Tuesday, September 23, 2014

Blubber Horror: TUSK


When Kevin Smith sets out to make a movie about a man who gets captured by an old eccentric with plans to turn him into a walrus, you can almost hear the glee he had in creating a concept so unusual. If you stick around through the end credits, you can actually hear it in an excerpt from the podcast on which he first thought up the idea. Now Tusk is a feature film playing at a theater near you and so very badly wants to be a new cult classic that every single strange detail feels included to fit that mold instead of bubbling up honestly out of a cracked vision pursued to illogical ends. It’s too calculating to be a passionate work of the macabre.

Smith’s an interesting case. He’s been making films for two decades now, largely on his own terms. He began, with Clerks and Chasing Amy, as a scrappy, raunchy indie director with some potential. With his dark Catholic fantasy comedy Dogma and sweetly dirty rom-coms like Jersey Girl and Zack and Miri, he seemed poised to grow as a filmmaker and activate that potential. Instead, he’s never grown. He’s always moving sideways, into dumb empty comedies, like Cop Out, or uncompromising overstuffed horror riffs, like Red State.

With Tusk, he’s striving for a midnight movie brand of queasy horror comedy. The results are filled with as much dead air and relentlessly unfunny banter as he’s ever created. It is a weird little movie that appears to have no reason to exist beyond proving Smith still has enough indie clout to get a small, strange, stupid thing on a lot of screens. Its attempts at humor do not add appreciably to the odd bit of body horror at the center. Instead, it seems to be apologizing for itself as it goes along. It shows something peculiar and grotesque, and then laughs it off. Only kidding, Smith says. Would that it be funnier, or creepier.

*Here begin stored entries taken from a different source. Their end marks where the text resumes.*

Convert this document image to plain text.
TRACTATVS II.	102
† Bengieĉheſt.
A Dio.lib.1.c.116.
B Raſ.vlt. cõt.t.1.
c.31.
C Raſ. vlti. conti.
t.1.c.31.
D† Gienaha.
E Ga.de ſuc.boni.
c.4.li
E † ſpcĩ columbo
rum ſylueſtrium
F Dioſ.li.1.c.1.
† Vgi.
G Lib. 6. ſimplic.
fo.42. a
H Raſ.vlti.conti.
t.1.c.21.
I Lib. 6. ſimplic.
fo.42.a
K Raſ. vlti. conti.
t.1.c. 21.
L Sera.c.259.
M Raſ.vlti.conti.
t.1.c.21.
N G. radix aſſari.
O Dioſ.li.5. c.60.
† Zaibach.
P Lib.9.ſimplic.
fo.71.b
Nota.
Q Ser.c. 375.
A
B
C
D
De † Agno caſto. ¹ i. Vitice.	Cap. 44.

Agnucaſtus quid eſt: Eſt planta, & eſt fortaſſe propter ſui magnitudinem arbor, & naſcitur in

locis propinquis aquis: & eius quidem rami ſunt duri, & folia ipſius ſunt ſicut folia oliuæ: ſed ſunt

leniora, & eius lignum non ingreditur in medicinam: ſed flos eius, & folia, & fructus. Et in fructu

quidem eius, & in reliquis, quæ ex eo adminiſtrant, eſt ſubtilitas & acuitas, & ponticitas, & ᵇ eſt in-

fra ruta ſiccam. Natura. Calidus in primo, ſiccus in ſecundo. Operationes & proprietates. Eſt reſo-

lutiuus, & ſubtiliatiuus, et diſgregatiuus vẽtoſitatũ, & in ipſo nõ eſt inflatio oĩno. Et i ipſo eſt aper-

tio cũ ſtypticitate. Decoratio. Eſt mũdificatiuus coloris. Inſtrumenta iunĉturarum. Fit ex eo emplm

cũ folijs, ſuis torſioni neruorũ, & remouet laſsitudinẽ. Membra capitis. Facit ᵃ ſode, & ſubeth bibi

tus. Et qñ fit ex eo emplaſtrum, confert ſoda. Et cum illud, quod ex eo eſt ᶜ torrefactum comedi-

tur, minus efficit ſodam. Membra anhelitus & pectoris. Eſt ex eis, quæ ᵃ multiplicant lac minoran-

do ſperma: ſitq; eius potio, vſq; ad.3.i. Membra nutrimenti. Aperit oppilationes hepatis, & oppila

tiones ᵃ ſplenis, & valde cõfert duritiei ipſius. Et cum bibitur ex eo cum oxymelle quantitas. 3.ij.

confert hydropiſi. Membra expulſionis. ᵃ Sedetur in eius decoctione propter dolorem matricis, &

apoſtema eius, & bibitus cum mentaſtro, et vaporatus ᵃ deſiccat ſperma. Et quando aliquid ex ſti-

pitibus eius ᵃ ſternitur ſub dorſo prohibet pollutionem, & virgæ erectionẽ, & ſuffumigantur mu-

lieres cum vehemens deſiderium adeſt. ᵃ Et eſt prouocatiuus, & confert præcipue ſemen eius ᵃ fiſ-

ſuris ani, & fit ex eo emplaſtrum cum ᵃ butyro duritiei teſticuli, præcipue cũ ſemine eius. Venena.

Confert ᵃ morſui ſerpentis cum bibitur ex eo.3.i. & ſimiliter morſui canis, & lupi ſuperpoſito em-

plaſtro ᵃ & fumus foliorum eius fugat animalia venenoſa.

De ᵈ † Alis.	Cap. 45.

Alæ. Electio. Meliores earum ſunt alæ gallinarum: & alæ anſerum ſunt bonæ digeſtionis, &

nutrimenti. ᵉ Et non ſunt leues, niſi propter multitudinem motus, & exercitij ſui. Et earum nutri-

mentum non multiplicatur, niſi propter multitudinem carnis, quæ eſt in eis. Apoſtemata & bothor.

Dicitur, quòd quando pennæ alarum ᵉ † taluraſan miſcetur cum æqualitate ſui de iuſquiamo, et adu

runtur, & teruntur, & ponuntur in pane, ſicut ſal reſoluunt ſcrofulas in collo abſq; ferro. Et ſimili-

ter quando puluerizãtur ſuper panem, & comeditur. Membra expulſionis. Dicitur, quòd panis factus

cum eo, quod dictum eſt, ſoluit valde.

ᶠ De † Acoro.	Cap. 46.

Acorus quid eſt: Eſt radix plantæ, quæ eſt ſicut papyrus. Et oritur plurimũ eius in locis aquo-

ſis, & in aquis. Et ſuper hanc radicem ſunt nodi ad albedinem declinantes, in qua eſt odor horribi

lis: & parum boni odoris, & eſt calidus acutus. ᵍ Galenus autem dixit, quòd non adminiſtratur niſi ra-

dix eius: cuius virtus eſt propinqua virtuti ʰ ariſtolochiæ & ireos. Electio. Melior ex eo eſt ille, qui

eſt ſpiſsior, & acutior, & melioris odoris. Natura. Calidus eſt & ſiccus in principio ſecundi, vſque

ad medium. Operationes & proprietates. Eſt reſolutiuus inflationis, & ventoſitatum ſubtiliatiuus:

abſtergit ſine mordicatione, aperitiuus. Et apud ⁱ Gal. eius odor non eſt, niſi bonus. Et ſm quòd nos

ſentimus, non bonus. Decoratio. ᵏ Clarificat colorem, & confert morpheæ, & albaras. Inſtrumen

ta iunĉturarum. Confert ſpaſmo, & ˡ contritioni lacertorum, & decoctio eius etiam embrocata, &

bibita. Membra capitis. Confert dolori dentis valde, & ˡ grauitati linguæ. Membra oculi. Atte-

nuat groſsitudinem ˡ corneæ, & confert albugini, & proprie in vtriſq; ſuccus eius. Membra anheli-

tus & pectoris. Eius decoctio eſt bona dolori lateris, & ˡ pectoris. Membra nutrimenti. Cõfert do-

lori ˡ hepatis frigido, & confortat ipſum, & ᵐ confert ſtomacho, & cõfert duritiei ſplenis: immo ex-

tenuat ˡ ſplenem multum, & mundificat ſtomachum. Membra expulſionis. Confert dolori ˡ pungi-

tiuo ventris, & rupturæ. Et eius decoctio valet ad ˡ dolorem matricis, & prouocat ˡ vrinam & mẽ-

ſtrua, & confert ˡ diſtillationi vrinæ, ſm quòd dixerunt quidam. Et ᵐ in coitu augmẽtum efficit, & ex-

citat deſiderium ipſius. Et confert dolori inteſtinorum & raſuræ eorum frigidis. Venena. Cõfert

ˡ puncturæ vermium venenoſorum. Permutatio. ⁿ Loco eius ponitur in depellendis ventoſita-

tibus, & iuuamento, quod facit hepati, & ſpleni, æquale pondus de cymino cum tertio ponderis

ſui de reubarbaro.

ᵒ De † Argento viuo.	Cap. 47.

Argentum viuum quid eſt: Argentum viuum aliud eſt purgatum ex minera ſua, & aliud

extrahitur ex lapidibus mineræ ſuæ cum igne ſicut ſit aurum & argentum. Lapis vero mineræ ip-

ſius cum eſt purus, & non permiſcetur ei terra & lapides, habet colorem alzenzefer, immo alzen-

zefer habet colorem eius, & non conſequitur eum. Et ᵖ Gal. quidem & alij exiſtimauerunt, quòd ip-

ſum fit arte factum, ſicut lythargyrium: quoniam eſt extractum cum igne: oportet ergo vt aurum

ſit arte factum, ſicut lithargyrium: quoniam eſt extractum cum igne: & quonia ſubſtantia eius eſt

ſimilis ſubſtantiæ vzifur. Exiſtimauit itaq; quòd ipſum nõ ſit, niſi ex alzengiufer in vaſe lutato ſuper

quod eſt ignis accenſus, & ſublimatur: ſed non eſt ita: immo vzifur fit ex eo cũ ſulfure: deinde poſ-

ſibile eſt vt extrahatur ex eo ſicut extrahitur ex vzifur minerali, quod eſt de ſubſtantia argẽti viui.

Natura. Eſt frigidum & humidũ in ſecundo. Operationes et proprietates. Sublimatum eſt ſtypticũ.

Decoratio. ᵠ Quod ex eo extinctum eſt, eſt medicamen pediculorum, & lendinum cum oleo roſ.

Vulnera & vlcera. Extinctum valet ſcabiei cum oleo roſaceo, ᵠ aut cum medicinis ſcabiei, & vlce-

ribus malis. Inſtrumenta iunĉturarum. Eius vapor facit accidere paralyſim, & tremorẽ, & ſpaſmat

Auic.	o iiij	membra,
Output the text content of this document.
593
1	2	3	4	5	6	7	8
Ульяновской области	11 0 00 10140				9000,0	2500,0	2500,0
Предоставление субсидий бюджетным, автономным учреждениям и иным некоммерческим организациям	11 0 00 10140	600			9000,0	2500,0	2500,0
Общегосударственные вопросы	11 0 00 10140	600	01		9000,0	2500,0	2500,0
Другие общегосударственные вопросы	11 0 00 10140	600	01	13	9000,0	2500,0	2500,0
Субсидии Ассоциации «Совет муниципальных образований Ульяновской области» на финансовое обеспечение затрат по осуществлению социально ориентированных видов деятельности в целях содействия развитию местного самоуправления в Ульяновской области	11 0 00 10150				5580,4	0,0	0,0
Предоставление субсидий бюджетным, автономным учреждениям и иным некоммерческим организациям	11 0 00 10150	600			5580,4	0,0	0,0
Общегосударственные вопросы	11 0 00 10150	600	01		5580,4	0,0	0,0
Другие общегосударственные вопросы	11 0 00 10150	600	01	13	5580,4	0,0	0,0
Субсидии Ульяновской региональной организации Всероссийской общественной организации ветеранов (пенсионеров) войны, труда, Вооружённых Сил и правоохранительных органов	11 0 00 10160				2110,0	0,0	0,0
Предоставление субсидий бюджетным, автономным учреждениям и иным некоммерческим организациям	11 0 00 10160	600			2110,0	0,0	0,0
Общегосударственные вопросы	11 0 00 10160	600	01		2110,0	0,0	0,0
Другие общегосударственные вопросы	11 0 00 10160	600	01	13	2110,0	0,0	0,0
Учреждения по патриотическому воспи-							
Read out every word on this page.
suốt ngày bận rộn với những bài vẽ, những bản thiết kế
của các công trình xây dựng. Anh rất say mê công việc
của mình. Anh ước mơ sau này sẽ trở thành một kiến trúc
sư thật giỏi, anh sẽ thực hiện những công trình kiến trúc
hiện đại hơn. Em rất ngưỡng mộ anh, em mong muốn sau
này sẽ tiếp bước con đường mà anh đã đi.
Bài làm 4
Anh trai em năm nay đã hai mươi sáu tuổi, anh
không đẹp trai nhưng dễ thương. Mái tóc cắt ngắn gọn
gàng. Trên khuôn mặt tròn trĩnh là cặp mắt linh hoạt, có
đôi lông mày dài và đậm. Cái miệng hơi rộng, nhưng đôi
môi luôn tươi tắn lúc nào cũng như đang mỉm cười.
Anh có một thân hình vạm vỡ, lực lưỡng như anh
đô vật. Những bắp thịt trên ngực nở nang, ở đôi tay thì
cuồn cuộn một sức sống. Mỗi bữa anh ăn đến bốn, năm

It stars Justin Long as an incredibly unlikable, caustic, sleazy, jerk podcaster who travels to Canada to interview a viral video star. When he arrives, his subject is, shall we say, suddenly permanently unavailable. Searching for a good replacement subject, he finds his way to a big creepy house in the middle of nowhere where an eccentric elderly man (Michael Parks) promises to tell his life story in exchange for company. The man’s a loon, and soon the podcaster is being fitted for a suit of walrus skin, ready to be sewn into his own epidermis. Meanwhile, Long’s girlfriend (Genesis Rodriguez) and co-host (Haley Joel Osmet) go looking for their missing friend, teaming up with a Québécois investigator (Johnny Depp, going uncredited under a layer of sloppy makeup and sloppier accent work).

I just don’t know about this. Smith has roped in talented people. Long’s so good at being so terrible that the walrus at first seems to be fitting karmic retribution, though I’m not sure he’s supposed to be as bad as he comes across. Parks commits to his character’s creepy eccentricities, howling and murmuring and gleefully preparing for the debut of his long-awaited walrus-man friend. “Oh, Mr. Tusk,” he moans, sizing up his rubbery creation. He’s apparently arriving from another, better, version of this film.

Everyone else flails around in endless scenes devoid of suspense or laughs. It’s just dead on arrival. Rodriguez commits so fiercely to an underwritten role that I felt a little uncomfortable watching all that emoting go to waste. Osmet’s a long way from his earlier, better, child performances in The Sixth Sense and A.I., but you can catch glimmers of the good actor still in there. Depp is simply embarrassing, delivering quite possibly the worst performance of his career. The truth is that even with two (two!) Oscar nominees in the cast, no amount of acting could save this movie from itself.

The best that can be said about Tusk is that it exists. The entirety of its imagination has been expended on the premise, and on naming the man-who-might-be-a-walrus Wallace. But it’s also a failure of execution. It often looks bad, overlit and poorly staged. It’s tonally sloppy. Its pacing is lumpy, scenes stretching on and on. Its writing is tediously self-satisfied. I sat there watching a film fall apart around my very eyes. I was mildly diverted by the unpredictability of it all, but it’s hardly a fruitful strangeness. Tusk is so desperate to laugh at its own oddities, it doesn’t seem weird at all. It’s an attempt to make good trash that flirts with good before deciding to consign itself to the dumpster.